Believing Content is Still King
Sure, great content delivered in the proper context still delivers reach and frequency in whatever mass channels we pursue, including digital. Smart online ad spends and compelling sites and videos can drive big metrics. But this carry-over mentality from the GRP days of TV falls short in social media. Generating views, likes and comments on our brand's social pages and profiles aren't lofty enough goals.

Chasing Views, Likes, and Comments
A Facebook fan simply watching our video or reading a brand post is a lost opportunity. Even comments, likes, and app engagements aren't enough since propagation is limited to fleeting, mostly unseen blips in a few friends' tickers. Most Facebook time is spent on personal profiles and news feeds--not on brand Pages as we'd like to believe. True social media success lies in an agency's ability to get brand content into those streams, and this happens best when fans talk directly to their friends on our brands' behalf. Facebook is actively educating agencies in how to think "Social By Design", making a fan's friend network an integral part of the experience. Put another way, if a fan has zero friends and the app or campaign still works then it doesn't belong on Facebook. The real goal is to get people to include brand content in their own conversations with their friends, which leads us to mistake #3...

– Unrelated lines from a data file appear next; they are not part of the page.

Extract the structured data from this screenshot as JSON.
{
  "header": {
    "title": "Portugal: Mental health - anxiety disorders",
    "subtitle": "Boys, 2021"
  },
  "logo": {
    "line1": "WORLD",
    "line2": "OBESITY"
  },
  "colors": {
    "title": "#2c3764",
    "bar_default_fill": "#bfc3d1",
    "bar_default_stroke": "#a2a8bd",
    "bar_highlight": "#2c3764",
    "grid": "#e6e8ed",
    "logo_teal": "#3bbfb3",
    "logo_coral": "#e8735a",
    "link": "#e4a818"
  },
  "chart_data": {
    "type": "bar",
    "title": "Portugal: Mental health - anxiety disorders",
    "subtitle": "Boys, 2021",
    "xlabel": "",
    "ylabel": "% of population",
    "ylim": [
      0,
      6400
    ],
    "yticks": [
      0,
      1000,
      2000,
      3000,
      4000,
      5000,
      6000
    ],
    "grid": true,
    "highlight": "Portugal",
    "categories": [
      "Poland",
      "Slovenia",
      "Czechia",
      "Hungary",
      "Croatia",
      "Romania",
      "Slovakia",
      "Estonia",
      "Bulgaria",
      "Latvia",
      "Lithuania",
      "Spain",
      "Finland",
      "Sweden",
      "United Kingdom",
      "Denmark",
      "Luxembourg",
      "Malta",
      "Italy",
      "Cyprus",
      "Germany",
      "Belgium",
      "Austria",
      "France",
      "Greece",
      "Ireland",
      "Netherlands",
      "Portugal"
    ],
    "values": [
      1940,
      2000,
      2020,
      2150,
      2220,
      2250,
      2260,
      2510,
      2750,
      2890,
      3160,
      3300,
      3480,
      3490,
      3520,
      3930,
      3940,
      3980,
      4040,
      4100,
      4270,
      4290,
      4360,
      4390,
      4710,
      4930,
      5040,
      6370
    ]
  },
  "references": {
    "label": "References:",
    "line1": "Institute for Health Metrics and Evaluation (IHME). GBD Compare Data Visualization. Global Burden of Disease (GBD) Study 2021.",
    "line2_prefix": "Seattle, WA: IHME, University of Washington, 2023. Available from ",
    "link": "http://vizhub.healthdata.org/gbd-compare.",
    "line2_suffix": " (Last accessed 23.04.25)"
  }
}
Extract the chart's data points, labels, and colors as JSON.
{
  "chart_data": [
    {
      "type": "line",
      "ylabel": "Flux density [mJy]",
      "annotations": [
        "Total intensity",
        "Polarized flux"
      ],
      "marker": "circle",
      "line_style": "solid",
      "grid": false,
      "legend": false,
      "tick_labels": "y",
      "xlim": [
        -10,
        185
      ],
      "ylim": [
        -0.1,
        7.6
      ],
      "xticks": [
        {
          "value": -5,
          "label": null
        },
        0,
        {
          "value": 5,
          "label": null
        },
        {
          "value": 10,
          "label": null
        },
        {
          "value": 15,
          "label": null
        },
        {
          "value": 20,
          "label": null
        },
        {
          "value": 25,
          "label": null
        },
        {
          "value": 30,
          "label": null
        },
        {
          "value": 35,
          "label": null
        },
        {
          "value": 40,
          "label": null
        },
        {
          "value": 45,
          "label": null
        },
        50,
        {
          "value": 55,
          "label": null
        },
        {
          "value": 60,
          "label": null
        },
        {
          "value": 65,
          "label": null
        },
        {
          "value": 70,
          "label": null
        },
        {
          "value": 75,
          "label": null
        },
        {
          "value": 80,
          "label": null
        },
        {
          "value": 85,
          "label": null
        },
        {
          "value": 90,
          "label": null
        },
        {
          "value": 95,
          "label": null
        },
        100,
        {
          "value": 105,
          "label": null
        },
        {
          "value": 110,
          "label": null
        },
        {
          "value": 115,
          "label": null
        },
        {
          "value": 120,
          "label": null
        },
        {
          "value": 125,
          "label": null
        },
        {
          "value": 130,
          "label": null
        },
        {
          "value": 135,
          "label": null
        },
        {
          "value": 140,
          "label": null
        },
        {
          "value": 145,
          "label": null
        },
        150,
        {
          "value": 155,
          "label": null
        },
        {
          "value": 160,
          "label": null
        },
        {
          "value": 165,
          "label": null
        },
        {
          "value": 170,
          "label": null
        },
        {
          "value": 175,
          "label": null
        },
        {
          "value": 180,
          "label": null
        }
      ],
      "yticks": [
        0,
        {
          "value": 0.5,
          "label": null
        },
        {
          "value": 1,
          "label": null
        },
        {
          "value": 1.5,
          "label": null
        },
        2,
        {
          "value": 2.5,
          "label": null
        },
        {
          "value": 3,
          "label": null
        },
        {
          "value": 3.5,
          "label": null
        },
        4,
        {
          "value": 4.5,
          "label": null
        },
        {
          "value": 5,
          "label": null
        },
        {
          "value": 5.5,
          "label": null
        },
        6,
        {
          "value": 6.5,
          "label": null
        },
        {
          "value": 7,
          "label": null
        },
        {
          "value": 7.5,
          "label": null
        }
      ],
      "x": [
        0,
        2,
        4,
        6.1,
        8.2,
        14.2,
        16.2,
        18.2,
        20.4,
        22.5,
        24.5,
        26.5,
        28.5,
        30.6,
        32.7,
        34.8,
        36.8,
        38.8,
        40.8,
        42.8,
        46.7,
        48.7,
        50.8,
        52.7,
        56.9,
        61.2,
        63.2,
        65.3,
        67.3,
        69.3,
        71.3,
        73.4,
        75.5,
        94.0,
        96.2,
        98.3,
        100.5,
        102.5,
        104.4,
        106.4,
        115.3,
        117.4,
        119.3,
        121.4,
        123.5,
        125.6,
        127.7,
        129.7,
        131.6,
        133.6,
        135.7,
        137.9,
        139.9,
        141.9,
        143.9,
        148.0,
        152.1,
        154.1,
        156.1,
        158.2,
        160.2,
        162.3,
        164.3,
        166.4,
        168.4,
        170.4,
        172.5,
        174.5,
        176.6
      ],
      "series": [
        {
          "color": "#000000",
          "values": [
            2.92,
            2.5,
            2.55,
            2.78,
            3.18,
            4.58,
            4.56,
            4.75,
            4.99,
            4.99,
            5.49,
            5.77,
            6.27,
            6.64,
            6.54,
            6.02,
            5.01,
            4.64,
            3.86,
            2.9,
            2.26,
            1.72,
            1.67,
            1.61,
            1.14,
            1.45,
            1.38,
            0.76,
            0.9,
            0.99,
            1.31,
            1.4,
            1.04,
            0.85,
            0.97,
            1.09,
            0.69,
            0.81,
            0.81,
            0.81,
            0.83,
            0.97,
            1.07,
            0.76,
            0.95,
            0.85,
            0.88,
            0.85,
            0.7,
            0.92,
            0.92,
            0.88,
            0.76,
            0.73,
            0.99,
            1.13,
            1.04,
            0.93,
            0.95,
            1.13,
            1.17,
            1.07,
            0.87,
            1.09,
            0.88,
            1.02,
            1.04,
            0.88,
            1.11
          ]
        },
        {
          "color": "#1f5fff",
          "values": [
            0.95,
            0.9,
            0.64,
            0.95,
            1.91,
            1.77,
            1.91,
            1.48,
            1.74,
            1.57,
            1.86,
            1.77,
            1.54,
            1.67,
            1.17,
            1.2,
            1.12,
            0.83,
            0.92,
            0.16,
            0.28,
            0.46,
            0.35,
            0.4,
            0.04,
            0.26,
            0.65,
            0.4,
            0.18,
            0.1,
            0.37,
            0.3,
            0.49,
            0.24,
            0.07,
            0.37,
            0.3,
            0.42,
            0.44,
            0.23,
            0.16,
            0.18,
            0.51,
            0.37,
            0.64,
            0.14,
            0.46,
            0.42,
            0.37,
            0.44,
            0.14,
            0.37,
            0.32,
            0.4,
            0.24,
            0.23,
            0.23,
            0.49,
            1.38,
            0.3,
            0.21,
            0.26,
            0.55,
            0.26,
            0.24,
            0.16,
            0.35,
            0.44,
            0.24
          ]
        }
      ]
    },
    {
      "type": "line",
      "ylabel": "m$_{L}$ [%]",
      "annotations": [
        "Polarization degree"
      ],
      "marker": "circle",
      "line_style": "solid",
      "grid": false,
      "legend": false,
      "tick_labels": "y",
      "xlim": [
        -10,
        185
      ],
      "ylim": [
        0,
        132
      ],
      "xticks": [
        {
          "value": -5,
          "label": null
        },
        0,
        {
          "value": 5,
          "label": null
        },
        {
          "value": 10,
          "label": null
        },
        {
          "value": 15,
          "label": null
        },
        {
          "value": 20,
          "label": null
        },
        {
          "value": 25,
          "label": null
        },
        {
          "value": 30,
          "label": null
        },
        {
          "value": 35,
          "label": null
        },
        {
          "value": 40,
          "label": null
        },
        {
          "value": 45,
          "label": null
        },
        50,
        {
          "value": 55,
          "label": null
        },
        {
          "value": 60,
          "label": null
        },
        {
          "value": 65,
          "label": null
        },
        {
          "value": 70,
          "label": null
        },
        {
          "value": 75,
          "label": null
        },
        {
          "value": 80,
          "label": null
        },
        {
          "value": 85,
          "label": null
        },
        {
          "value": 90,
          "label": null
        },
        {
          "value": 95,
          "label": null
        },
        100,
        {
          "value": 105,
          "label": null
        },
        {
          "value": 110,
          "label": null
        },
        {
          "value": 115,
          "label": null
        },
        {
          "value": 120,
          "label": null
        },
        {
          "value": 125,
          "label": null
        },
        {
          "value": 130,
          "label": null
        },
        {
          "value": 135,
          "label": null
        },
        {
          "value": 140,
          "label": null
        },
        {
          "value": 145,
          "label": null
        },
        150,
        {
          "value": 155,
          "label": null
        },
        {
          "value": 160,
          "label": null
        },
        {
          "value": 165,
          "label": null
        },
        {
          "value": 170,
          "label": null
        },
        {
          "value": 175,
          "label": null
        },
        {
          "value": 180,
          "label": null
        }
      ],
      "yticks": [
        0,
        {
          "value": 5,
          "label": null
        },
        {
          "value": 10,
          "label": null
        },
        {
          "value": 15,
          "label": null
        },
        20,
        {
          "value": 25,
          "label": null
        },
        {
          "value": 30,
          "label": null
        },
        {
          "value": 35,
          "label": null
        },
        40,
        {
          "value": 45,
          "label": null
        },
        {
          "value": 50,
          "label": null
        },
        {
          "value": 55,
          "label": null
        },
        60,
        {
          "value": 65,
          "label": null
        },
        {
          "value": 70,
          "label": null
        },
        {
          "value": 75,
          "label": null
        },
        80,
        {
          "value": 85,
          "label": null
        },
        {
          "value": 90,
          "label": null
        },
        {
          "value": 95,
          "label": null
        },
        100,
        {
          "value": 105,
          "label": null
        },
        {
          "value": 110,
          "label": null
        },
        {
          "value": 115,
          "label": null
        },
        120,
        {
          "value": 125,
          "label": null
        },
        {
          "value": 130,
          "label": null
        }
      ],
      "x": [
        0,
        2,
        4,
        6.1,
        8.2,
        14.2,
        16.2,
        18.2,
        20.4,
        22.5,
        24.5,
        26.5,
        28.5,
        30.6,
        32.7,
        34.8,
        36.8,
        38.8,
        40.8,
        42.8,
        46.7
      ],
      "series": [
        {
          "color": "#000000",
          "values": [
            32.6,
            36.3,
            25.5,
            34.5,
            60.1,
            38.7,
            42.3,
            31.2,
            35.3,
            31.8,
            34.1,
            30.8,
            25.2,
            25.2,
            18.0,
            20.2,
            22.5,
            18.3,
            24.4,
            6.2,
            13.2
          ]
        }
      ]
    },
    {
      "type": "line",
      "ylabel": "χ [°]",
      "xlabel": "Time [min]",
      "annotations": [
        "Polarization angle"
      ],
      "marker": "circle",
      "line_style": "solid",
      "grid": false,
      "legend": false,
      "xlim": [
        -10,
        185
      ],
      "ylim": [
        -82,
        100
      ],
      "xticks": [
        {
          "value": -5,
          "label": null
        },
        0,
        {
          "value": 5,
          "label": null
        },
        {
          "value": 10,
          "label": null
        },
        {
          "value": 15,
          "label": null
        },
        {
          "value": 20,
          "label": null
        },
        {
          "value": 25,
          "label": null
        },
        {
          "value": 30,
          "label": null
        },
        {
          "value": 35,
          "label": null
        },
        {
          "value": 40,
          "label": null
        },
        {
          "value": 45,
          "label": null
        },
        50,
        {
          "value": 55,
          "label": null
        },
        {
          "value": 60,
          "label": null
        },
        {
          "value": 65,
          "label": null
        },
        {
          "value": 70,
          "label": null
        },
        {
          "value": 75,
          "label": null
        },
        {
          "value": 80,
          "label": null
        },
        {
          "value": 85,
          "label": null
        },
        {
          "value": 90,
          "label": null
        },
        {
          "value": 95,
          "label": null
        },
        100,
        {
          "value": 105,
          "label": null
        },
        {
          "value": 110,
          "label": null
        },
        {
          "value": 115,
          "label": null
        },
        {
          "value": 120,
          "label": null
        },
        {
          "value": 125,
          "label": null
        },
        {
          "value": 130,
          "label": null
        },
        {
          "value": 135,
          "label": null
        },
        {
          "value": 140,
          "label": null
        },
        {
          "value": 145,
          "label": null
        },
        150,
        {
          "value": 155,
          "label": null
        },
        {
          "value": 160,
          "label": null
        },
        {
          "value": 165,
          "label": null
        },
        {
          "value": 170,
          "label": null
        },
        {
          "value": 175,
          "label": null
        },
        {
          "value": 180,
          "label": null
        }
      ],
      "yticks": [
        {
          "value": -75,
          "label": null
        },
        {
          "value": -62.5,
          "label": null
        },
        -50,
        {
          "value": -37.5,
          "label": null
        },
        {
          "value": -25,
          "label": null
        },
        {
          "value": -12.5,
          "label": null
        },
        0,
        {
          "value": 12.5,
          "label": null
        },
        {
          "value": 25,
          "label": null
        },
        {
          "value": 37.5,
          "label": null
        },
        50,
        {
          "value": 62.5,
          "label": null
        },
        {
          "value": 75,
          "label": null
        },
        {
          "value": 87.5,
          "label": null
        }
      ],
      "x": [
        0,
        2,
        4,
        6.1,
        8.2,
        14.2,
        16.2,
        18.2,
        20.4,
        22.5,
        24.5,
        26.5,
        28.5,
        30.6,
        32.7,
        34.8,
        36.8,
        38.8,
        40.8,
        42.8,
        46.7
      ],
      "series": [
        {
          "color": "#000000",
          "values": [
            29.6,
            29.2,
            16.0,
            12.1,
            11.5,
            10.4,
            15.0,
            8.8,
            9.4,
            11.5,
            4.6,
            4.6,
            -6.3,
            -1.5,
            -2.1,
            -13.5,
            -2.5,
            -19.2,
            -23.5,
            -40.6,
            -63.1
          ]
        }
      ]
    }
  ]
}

Thinking We're Part of the Conversation
People chat socially with their friends. Not with brands. They may write the occasional response to a brand post or start a thread on their favorite brand's wall but it's still all about them. As agencies the best we can hope for is to inject ourselves at the right time to provide value and let people know we're there. Like a parent in a big crowd of kids, we want them to know we support them but we know we'll never really be a part of their conversation. Throw in a timely comment or respond when they ask something -- be properly engaged -- but understand it's their time with their friends. It isn't about us or our brands.

Look to campaigns like Huggies Hong Kong (sharing baby photos with friends) and 1-800-FLOWERS (telling your friends which flowers you like the best) for some recent effective examples. Getting our clients' brands into news feeds doesn't have to be a complex or expensive investment. But if done right it can lead to unprecedented reach and advertising success in an increasingly social online world.